Are BI-RADS 3 findings tracked effectively?

By Kate Madden Yee, AuntMinnie.com staff writer

October 30, 2019 -- More than a quarter of women who have breast lesions categorized as BI-RADS 3 do not receive appropriate diagnostic follow-up, according to a study published online October 26 in the Journal of the American College of Radiology.

The results suggest that determining which particular patient factors contribute to less-than-ideal tracking of BI-RADS 3 findings could help clinicians develop better interventions for women with lesions in this category, wrote a team led by Dr. Ronilda Lacson, PhD, of Brigham and Women's Hospital in Boston.

"A care coordination system that incorporates analytics and risk estimation to identify persons at high risk for suboptimal follow-up could reduce follow-up disparities," the group wrote.

About a third of diagnostic errors "involve a failure or delay in ordering, scheduling, and executing diagnostic tests, including 45% involving diagnostic imaging," and a study analyzing malpractice cases between 2009 and 2013 showed that "20% alleged a diagnosis-related error" as the reason for the suit, the researchers noted.
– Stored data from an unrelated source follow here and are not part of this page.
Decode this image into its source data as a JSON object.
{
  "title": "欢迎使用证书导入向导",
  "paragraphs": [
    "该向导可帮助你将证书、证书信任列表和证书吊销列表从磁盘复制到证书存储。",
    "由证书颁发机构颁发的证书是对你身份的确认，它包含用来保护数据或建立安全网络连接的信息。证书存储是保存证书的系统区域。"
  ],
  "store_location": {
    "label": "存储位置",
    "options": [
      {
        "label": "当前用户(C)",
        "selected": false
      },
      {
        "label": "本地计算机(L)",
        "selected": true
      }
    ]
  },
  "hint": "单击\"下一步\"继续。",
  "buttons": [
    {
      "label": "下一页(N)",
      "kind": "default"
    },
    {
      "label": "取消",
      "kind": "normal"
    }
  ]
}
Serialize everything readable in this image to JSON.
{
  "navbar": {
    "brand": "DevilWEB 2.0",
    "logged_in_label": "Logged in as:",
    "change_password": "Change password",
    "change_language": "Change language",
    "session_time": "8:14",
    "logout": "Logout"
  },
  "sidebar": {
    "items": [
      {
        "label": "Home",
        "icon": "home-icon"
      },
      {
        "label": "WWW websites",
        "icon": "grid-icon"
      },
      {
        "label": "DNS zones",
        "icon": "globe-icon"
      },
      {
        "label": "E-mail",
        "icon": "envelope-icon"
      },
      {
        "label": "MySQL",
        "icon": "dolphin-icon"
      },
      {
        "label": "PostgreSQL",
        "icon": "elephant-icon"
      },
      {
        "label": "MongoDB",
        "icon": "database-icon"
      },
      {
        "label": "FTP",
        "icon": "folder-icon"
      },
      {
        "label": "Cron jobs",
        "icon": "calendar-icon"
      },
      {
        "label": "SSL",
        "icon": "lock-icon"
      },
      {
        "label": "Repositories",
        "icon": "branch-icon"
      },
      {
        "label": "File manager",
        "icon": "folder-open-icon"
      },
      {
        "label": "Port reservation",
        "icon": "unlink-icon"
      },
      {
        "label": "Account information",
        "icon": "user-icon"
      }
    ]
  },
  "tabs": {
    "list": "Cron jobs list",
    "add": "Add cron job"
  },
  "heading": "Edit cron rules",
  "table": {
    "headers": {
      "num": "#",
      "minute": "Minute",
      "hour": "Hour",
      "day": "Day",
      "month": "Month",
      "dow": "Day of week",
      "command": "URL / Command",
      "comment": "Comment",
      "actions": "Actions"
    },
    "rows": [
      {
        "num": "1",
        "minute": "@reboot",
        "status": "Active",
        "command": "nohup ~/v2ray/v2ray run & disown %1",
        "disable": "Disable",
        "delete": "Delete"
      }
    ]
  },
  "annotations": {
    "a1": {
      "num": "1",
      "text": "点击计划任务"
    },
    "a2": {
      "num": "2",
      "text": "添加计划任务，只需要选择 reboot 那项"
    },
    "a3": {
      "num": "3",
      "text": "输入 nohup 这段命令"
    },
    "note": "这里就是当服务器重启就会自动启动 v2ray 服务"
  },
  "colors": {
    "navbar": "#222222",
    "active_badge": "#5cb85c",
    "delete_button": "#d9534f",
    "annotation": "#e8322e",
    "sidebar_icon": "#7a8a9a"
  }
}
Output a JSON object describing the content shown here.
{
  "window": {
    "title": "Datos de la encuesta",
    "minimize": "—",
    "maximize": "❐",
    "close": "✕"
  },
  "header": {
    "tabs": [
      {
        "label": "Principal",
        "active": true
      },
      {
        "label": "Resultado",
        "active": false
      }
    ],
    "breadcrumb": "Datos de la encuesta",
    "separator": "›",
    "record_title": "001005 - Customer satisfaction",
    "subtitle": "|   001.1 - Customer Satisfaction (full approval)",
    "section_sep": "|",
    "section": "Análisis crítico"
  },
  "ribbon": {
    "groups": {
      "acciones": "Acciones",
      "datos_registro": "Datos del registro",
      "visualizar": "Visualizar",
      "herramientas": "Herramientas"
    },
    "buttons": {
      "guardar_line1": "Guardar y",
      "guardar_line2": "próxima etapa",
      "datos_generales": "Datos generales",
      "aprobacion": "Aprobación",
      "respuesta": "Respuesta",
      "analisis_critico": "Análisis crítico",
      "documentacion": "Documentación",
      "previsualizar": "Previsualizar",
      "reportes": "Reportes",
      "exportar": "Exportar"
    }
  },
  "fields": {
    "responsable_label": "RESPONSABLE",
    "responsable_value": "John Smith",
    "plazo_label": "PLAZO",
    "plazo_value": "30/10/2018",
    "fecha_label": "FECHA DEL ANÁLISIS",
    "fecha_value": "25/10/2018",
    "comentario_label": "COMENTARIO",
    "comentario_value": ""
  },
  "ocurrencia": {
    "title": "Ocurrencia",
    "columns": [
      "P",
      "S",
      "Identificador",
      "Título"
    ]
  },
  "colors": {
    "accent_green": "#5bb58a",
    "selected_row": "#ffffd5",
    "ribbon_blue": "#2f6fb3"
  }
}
So because the BI-RADS 3 category is equivocal, breast lesions classified as such represent a possibly dangerous situation for both women and their doctors, according to Lacson and colleagues.

"Recommendations for category 3 breast findings on mammography typically include six-month follow-up imaging, followed by 12- and then 24-month imaging," the team wrote. "However, follow-up imaging has been suboptimal in many women. ... Because BI-RADS 3 breast lesions have up to 2% likelihood of malignancy, it is imperative that optimal follow-up of BI-RADS 3 test results be addressed to avoid this potential source of diagnostic imaging failure."

To investigate the rate of follow-up and explore patient- and provider-related factors in patients with BI-RADS 3 findings, the researchers conducted a study that included 93,685 breast imaging exams, of which 2,967 were categorized as BI-RADS 3 (4.6%) from unique patients. After researchers excluded an additional 1,456 baseline exams because they had been taken via breast MRI, had an additional breast imaging assessment within three weeks of the index exam, or had been taken elsewhere, for a cohort total of 1,511.

Of these, 74% (1,125) had optimal follow-up, 20% (305) had no follow-up, and 7% (103) had delayed follow-up (nine months or more after the initial screening exam), Lacson and colleagues found. Mean time to cancer detection was 85 days longer for women who did not receive appropriate follow-up compared with those who did; the study's cancer rate was 13 of 1,511, or 0.86%.

The authors discovered prior breast cancer and having a cancer institute as the referring provider were associated with effective follow-up of BI-RADS 3 findings, while the following factors were associated with suboptimal follow-up:

  • Younger age
  • Hispanic ethnicity
  • Being divorced
  • Lacking insurance

The suboptimal follow-up rate of 26% that Lacson and colleagues found is consistent with other research, which has shown a range of 12% to 33%, according to the authors.

"This finding is significant given the large number of women who undergo breast imaging annually," the group noted.

More research is needed, the team concluded.

"Future studies should focus on follow-up disparities so that effective interventions may be designed and implemented," the group wrote.